Solingen trauert um Jochen Müller-Stöver – eine politische Legende geht
Olav RuppertSolingen trauert um Jochen Müller-Stöver – eine politische Legende geht
Jochen Müller-Stöver, eine prägende Persönlichkeit der Solinger Politik- und Bildungsszene, ist verstorben. Der langjährige SPD-Vorsitzende gestaltete über sechs Jahrzehnte hinweg die lokale Politik mit und genoss für sein Engagement für die Stadt und ihre Bürgerinnen und Bürger große Anerkennung.
Seine politische Laufbahn begann Müller-Stöver am 1. Januar 1963 mit dem Eintritt in die SPD. Im Laufe der Jahre übernahm er zahlreiche Funktionen, darunter den Vorsitz des Ortsvereins Wald sowie des SPD-Unterbezirks Solingen. Sein Einfluss reichte jedoch über die Parteiarbeit hinaus: Als Stadtrat, Kreistagsabgeordneter und 15 Jahre lang als Bezirksvorsteher von Wald hinterließ er deutliche Spuren.

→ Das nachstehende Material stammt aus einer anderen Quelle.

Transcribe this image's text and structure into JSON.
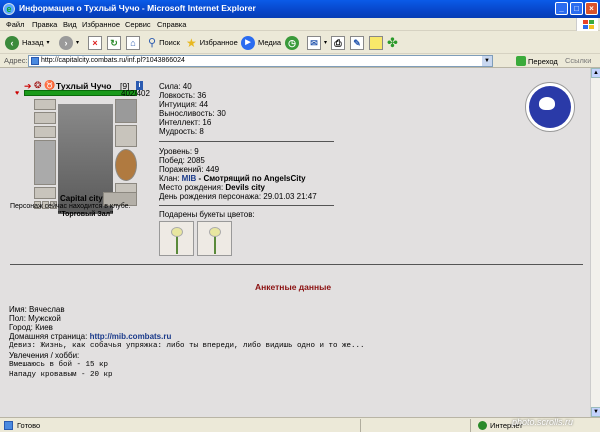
{
  "window": {
    "title": "Информация о Тухлый Чучо - Microsoft Internet Explorer",
    "minimize": "_",
    "maximize": "□",
    "close": "×"
  },
  "menu": [
    "Файл",
    "Правка",
    "Вид",
    "Избранное",
    "Сервис",
    "Справка"
  ],
  "toolbar": {
    "back": "Назад",
    "search": "Поиск",
    "favorites": "Избранное",
    "media": "Медиа"
  },
  "address": {
    "label": "Адрес:",
    "url": "http://capitalcity.combats.ru/inf.pl?1043866024",
    "go": "Переход",
    "links": "Ссылки"
  },
  "character": {
    "name": "Тухлый Чучо",
    "level": "[9]",
    "info_badge": "i",
    "hp": "402/402",
    "hp_fraction": 1.0,
    "location": "Capital city",
    "location_note": "Персонаж сейчас находится в клубе.",
    "room": "\"Торговый Зал\""
  },
  "stats": [
    "Сила: 40",
    "Ловкость: 36",
    "Интуиция: 44",
    "Выносливость: 30",
    "Интеллект: 16",
    "Мудрость: 8"
  ],
  "record": {
    "level": "Уровень: 9",
    "wins": "Побед: 2085",
    "losses": "Поражений: 449",
    "clan_label": "Клан:",
    "clan_name": "MIB",
    "clan_rest": " - Смотрящий по AngelsCity",
    "birthplace_label": "Место рождения:",
    "birthplace": "Devils city",
    "birthday": "День рождения персонажа: 29.01.03 21:47",
    "flowers_label": "Подарены букеты цветов:"
  },
  "profile": {
    "heading": "Анкетные данные",
    "name": "Имя: Вячеслав",
    "sex": "Пол: Мужской",
    "city": "Город: Киев",
    "homepage_label": "Домашняя страница:",
    "homepage": "http://mib.combats.ru",
    "motto": "Девиз: Жизнь, как собачья упряжка: либо ты впереди, либо видишь одно и то же...",
    "hobby_label": "Увлечения / хобби:",
    "hobby_1": "Вмешаюсь в бой - 15 кр",
    "hobby_2": "Нападу кровавым - 20 кр"
  },
  "status": {
    "left": "Готово",
    "zone": "Интернет"
  },
  "watermark": "photo.scrolls.ru",
  "colors": {
    "accent_red": "#8b1010",
    "link_blue": "#1a3a8a",
    "hp_green": "#1a9a1a",
    "page_bg": "#e2e0e0"
  }
}
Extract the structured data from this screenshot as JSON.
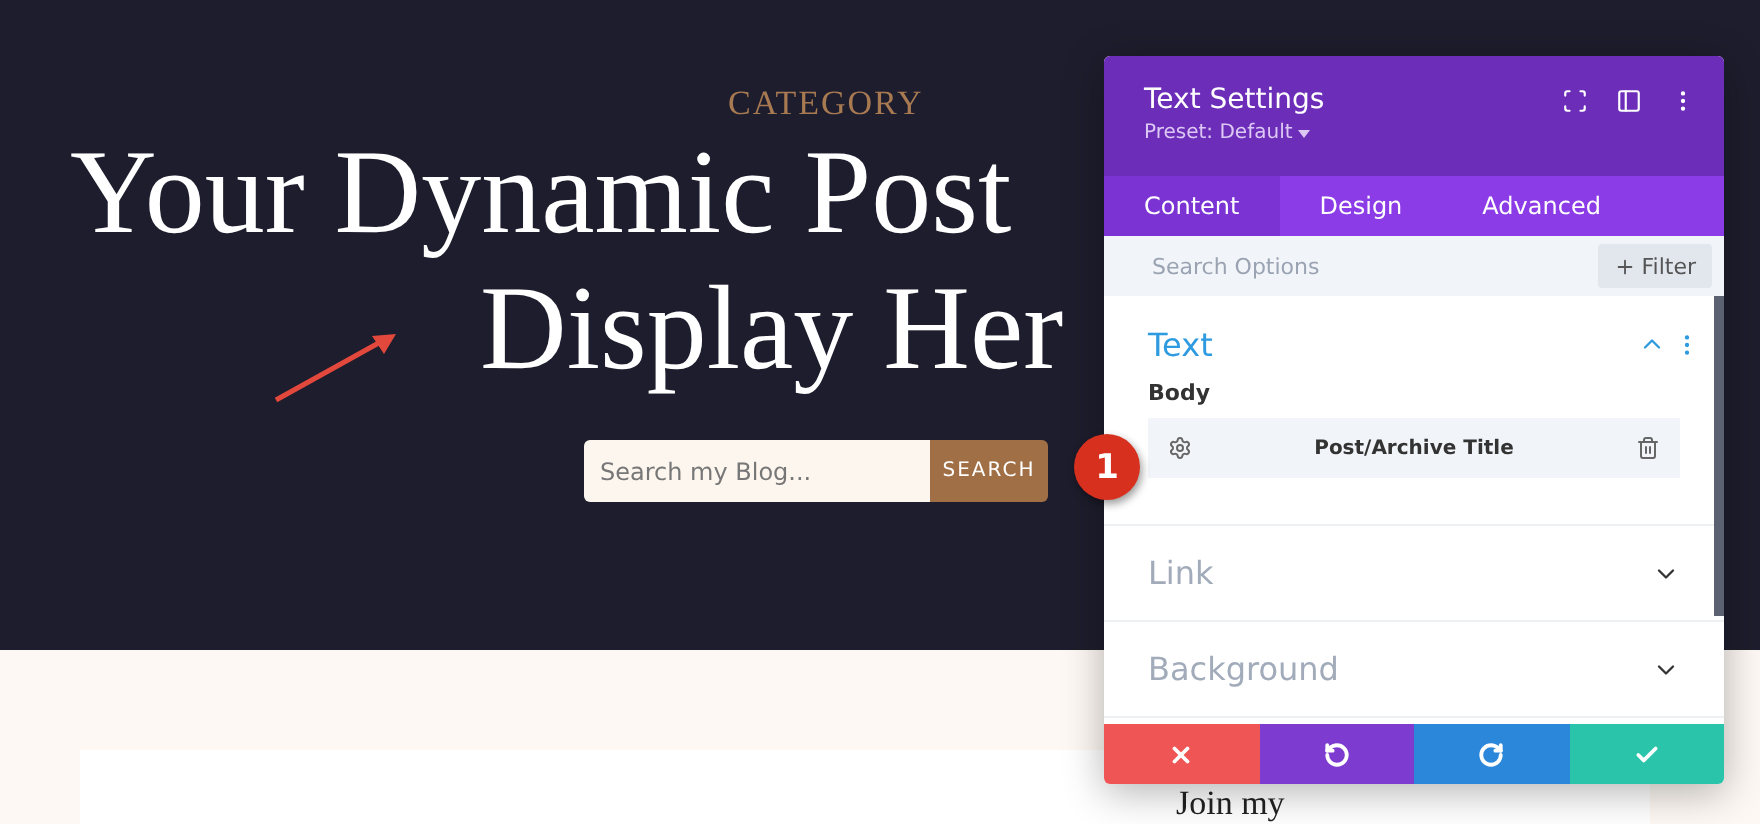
{
  "page": {
    "category": "CATEGORY",
    "title_lines": [
      "Your Dynamic Post",
      "Display Her"
    ],
    "search": {
      "placeholder": "Search my Blog...",
      "button": "SEARCH"
    },
    "card_heading": "Join my"
  },
  "panel": {
    "title": "Text Settings",
    "preset": "Preset: Default",
    "tabs": [
      {
        "label": "Content",
        "selected": true
      },
      {
        "label": "Design",
        "selected": false
      },
      {
        "label": "Advanced",
        "selected": false
      }
    ],
    "search": {
      "placeholder": "Search Options"
    },
    "filter_button": "Filter",
    "sections": [
      {
        "title": "Text",
        "expanded": true,
        "field_label": "Body",
        "dynamic_value": "Post/Archive Title"
      },
      {
        "title": "Link",
        "expanded": false
      },
      {
        "title": "Background",
        "expanded": false
      }
    ],
    "actions": [
      {
        "kind": "cancel"
      },
      {
        "kind": "undo"
      },
      {
        "kind": "redo"
      },
      {
        "kind": "save"
      }
    ]
  },
  "annotation": {
    "badge": "1"
  }
}
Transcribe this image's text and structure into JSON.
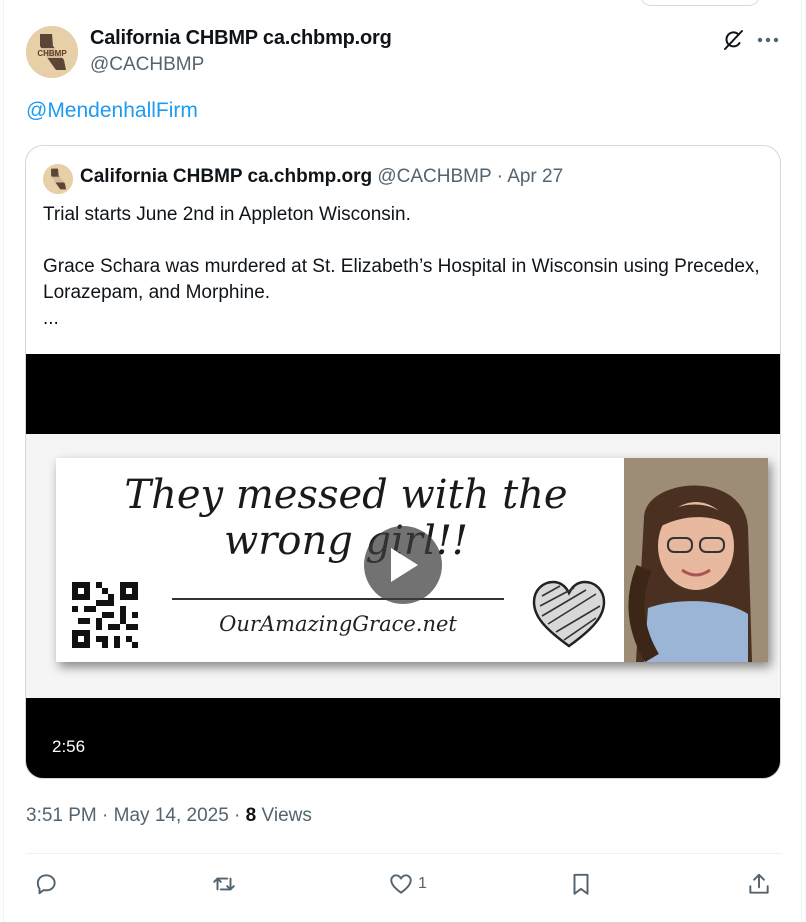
{
  "post": {
    "author_name": "California CHBMP ca.chbmp.org",
    "author_handle": "@CACHBMP",
    "avatar_text": "CHBMP",
    "mention": "@MendenhallFirm",
    "timestamp": "3:51 PM · May 14, 2025",
    "separator": " · ",
    "views_count": "8",
    "views_label": " Views"
  },
  "quoted": {
    "author_name": "California CHBMP ca.chbmp.org",
    "author_handle": "@CACHBMP",
    "date": "Apr 27",
    "text_lines": [
      "Trial starts June 2nd in Appleton Wisconsin.",
      "",
      "Grace Schara was murdered at St. Elizabeth’s Hospital in Wisconsin using Precedex, Lorazepam, and Morphine.",
      "..."
    ],
    "video": {
      "duration": "2:56",
      "banner_line1": "They messed with the",
      "banner_line2": "wrong girl!!",
      "banner_url": "OurAmazingGrace.net"
    }
  },
  "actions": {
    "reply": {
      "icon": "reply-icon",
      "count": ""
    },
    "repost": {
      "icon": "repost-icon",
      "count": ""
    },
    "like": {
      "icon": "heart-icon",
      "count": "1"
    },
    "bookmark": {
      "icon": "bookmark-icon",
      "count": ""
    },
    "share": {
      "icon": "share-icon",
      "count": ""
    }
  },
  "colors": {
    "link": "#1d9bf0",
    "secondary_text": "#536471",
    "primary_text": "#0f1419",
    "border": "#cfd9de"
  }
}
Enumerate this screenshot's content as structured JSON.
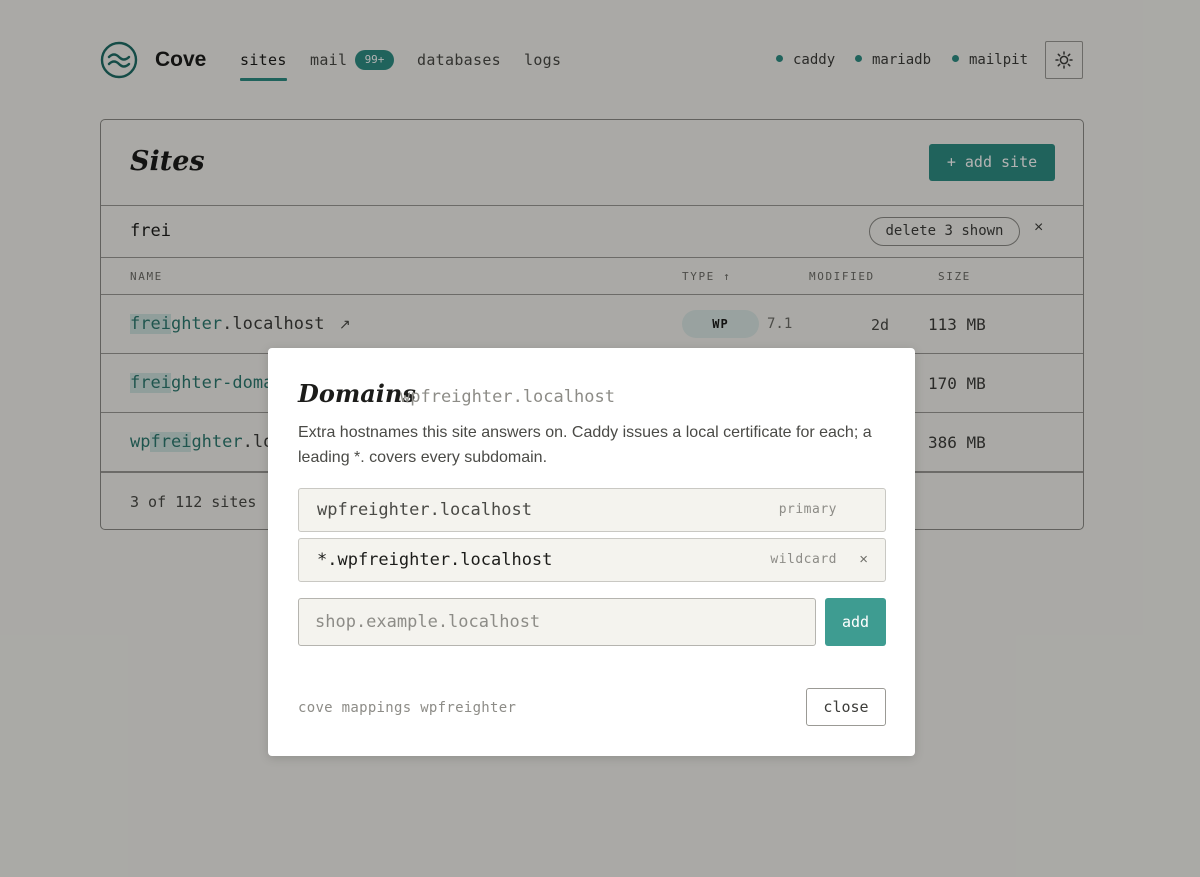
{
  "app": {
    "name": "Cove"
  },
  "nav": {
    "sites": "sites",
    "mail": "mail",
    "mail_badge": "99+",
    "databases": "databases",
    "logs": "logs"
  },
  "services": [
    "caddy",
    "mariadb",
    "mailpit"
  ],
  "icons": {
    "logo": "waves-logo-icon",
    "theme": "sun-icon",
    "external": "arrow-up-right-icon",
    "sort": "arrow-up-icon"
  },
  "colors": {
    "accent": "#2f8f84",
    "highlight": "#cfe3df"
  },
  "sites": {
    "title": "Sites",
    "add_button": "+ add site",
    "filter": "frei",
    "delete_shown": "delete 3 shown",
    "clear_filter": "×",
    "columns": {
      "name": "NAME",
      "type": "TYPE",
      "sort_arrow": "↑",
      "modified": "MODIFIED",
      "size": "SIZE"
    },
    "rows": [
      {
        "pre": "",
        "match": "frei",
        "post": "ghter",
        "suffix": ".localhost",
        "ext": "↗",
        "type": "WP",
        "version": "7.1",
        "modified": "2d",
        "size": "113 MB"
      },
      {
        "pre": "",
        "match": "frei",
        "post": "ghter-doma",
        "suffix": "",
        "size": "170 MB"
      },
      {
        "pre": "wp",
        "match": "frei",
        "post": "ghter",
        "suffix": ".lo",
        "size": "386 MB"
      }
    ],
    "count": "3 of 112 sites"
  },
  "modal": {
    "title": "Domains",
    "host": "wpfreighter.localhost",
    "description": "Extra hostnames this site answers on. Caddy issues a local certificate for each; a leading *. covers every subdomain.",
    "domains": [
      {
        "host": "wpfreighter.localhost",
        "tag": "primary"
      },
      {
        "host": "*.wpfreighter.localhost",
        "tag": "wildcard",
        "remove": "×"
      }
    ],
    "new_placeholder": "shop.example.localhost",
    "add_button": "add",
    "cli_hint": "cove mappings wpfreighter",
    "close_button": "close"
  }
}
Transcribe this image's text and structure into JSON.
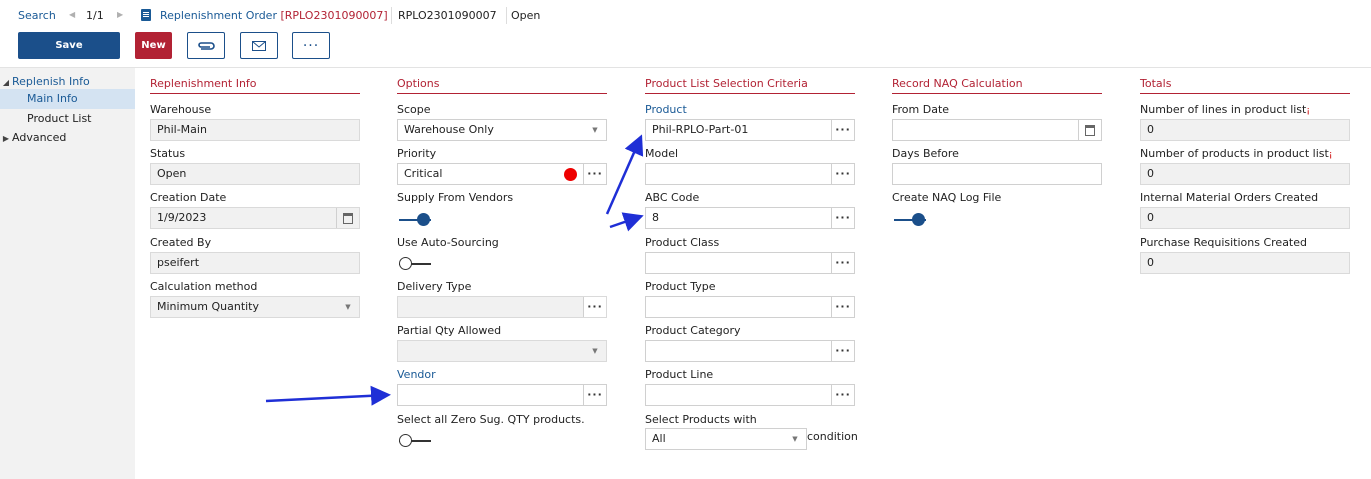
{
  "header": {
    "search_label": "Search",
    "pager": "1/1",
    "record_type": "Replenishment Order",
    "record_id_bracket": "[RPLO2301090007]",
    "record_id": "RPLO2301090007",
    "record_status": "Open"
  },
  "toolbar": {
    "save_label": "Save",
    "new_label": "New",
    "more_label": "···"
  },
  "sidebar": {
    "items": [
      {
        "label": "Replenish Info"
      },
      {
        "label": "Main Info"
      },
      {
        "label": "Product List"
      },
      {
        "label": "Advanced"
      }
    ]
  },
  "replenishment_info": {
    "title": "Replenishment Info",
    "warehouse_label": "Warehouse",
    "warehouse_value": "Phil-Main",
    "status_label": "Status",
    "status_value": "Open",
    "creation_date_label": "Creation Date",
    "creation_date_value": "1/9/2023",
    "created_by_label": "Created By",
    "created_by_value": "pseifert",
    "calc_method_label": "Calculation method",
    "calc_method_value": "Minimum Quantity"
  },
  "options": {
    "title": "Options",
    "scope_label": "Scope",
    "scope_value": "Warehouse Only",
    "priority_label": "Priority",
    "priority_value": "Critical",
    "supply_label": "Supply From Vendors",
    "supply_on": true,
    "auto_sourcing_label": "Use Auto-Sourcing",
    "auto_sourcing_on": false,
    "delivery_type_label": "Delivery Type",
    "delivery_type_value": "",
    "partial_qty_label": "Partial Qty Allowed",
    "partial_qty_value": "",
    "vendor_label": "Vendor",
    "vendor_value": "",
    "zero_sug_label": "Select all Zero Sug. QTY products.",
    "zero_sug_on": false
  },
  "criteria": {
    "title": "Product List Selection Criteria",
    "product_label": "Product",
    "product_value": "Phil-RPLO-Part-01",
    "model_label": "Model",
    "model_value": "",
    "abc_label": "ABC Code",
    "abc_value": "8",
    "class_label": "Product Class",
    "class_value": "",
    "type_label": "Product Type",
    "type_value": "",
    "category_label": "Product Category",
    "category_value": "",
    "line_label": "Product Line",
    "line_value": "",
    "select_with_label": "Select Products with",
    "select_with_value": "All",
    "condition_label": "condition"
  },
  "naq": {
    "title": "Record NAQ Calculation",
    "from_date_label": "From Date",
    "from_date_value": "",
    "days_before_label": "Days Before",
    "days_before_value": "",
    "log_file_label": "Create NAQ Log File",
    "log_file_on": true
  },
  "totals": {
    "title": "Totals",
    "lines_label": "Number of lines in product list",
    "lines_value": "0",
    "products_label": "Number of products in product list",
    "products_value": "0",
    "imo_label": "Internal Material Orders Created",
    "imo_value": "0",
    "pr_label": "Purchase Requisitions Created",
    "pr_value": "0"
  },
  "colors": {
    "brand_blue": "#1b4f8a",
    "link_blue": "#1a5a96",
    "accent_red": "#b22234",
    "priority_dot": "#ee0000",
    "annotation_arrow": "#1f2fd6"
  }
}
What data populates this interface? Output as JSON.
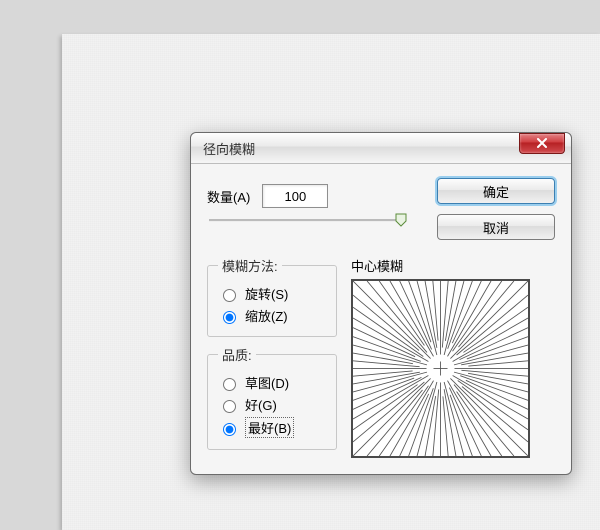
{
  "dialog": {
    "title": "径向模糊",
    "amount": {
      "label": "数量(A)",
      "value": "100"
    },
    "buttons": {
      "ok": "确定",
      "cancel": "取消"
    },
    "method": {
      "legend": "模糊方法:",
      "options": {
        "spin": {
          "label": "旋转(S)",
          "selected": false
        },
        "zoom": {
          "label": "缩放(Z)",
          "selected": true
        }
      }
    },
    "quality": {
      "legend": "品质:",
      "options": {
        "draft": {
          "label": "草图(D)",
          "selected": false
        },
        "good": {
          "label": "好(G)",
          "selected": false
        },
        "best": {
          "label": "最好(B)",
          "selected": true
        }
      }
    },
    "preview": {
      "label": "中心模糊"
    }
  }
}
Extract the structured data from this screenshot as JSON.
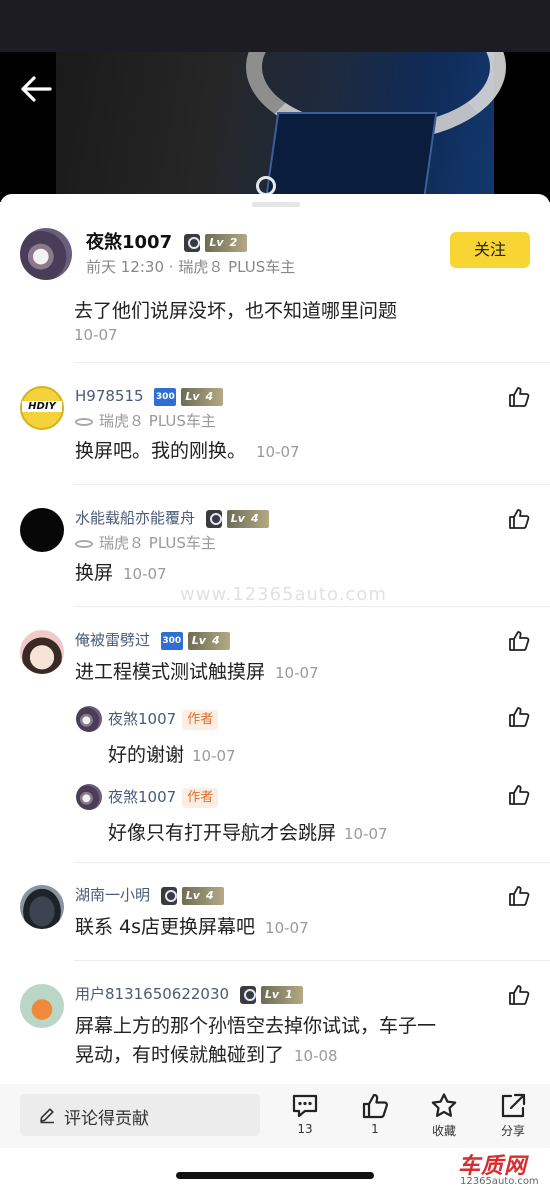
{
  "op": {
    "name": "夜煞1007",
    "level_text": "Lv",
    "level_num": "2",
    "time": "前天 12:30",
    "car": "瑞虎８ PLUS车主",
    "follow_label": "关注",
    "text": "去了他们说屏没坏，也不知道哪里问题",
    "date": "10-07"
  },
  "comments": [
    {
      "name": "H978515",
      "badge": "300",
      "level_num": "4",
      "car": "瑞虎８ PLUS车主",
      "text": "换屏吧。我的刚换。",
      "date": "10-07"
    },
    {
      "name": "水能载船亦能覆舟",
      "level_num": "4",
      "car": "瑞虎８ PLUS车主",
      "text": "换屏",
      "date": "10-07"
    },
    {
      "name": "俺被雷劈过",
      "badge": "300",
      "level_num": "4",
      "text": "进工程模式测试触摸屏",
      "date": "10-07",
      "replies": [
        {
          "name": "夜煞1007",
          "tag": "作者",
          "text": "好的谢谢",
          "date": "10-07"
        },
        {
          "name": "夜煞1007",
          "tag": "作者",
          "text": "好像只有打开导航才会跳屏",
          "date": "10-07"
        }
      ]
    },
    {
      "name": "湖南一小明",
      "level_num": "4",
      "text": "联系 4s店更换屏幕吧",
      "date": "10-07"
    },
    {
      "name": "用户8131650622030",
      "level_num": "1",
      "text_line1": "屏幕上方的那个孙悟空去掉你试试，车子一",
      "text_line2": "晃动，有时候就触碰到了",
      "date": "10-08"
    }
  ],
  "watermark": "www.12365auto.com",
  "hdiy_label": "HDIY",
  "bottom": {
    "input_placeholder": "评论得贡献",
    "comments_count": "13",
    "likes_count": "1",
    "collect_label": "收藏",
    "share_label": "分享"
  },
  "logo": {
    "big": "车质网",
    "small": "12365auto.com"
  },
  "colors": {
    "follow_bg": "#f9d534",
    "author_tag": "#e06f2a",
    "name_color": "#4a5b76"
  }
}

Besonders prägend war sein Wirken im Solinger Bildungssystem. Er setzte sich für den Ausbau von Gesamtschulplätzen ein – stets unter Wahrung der Elternwahl – und hinterließ ein bleibendes Erbe an der Friedrich-Albert-Lange-Gesamtschule. Doch sein Engagement beschränkte sich nicht auf die Bildung: Er kämpfte für den Erhalt lokaler Wahrzeichen wie der evangelischen Kirche in Wald, sicherte die Zukunft des Ittertaler Freibads und setzte sich erfolgreich für den Fortbestand der Rosenkamp-Grundschule ein.
Abseits der Politik arbeitete Müller-Stöver als Unfallchirurg und brachte seine medizinische Expertise in die Gesundheitspolitik ein. Als Vorsitzender des Aufsichtsrats des Städtischen Klinikums Solingen festigte er seinen Beitrag zum Wohl der Stadt. Für sein jahrzehntelanges Wirken wurde er mit dem Bundesverdienstkreuz ausgezeichnet.
Ernst Lauterjung, Fraktionsvorsitzender der SPD im Stadtrat, bezeichnete ihn einst als 'Inbegriff des selbstbewussten und engagierten Geistes von Wald' – ein Zeugnis seines nachhaltigen Einflusses.
Mit Müller-Stövers Tod endet eine Ära für die politische und bildungspolitische Szene Solingens. Sein Wirken in Kommunalpolitik, Gesundheitswesen und Denkmalschutz hat der Stadt sichtbare Spuren hinterlassen. SPD und Bürgerinnen und Bürger erinnern sich an ihn als einen engagierten Vordenker, der Politik stets mit Weitsicht und Pragmatismus gestaltete.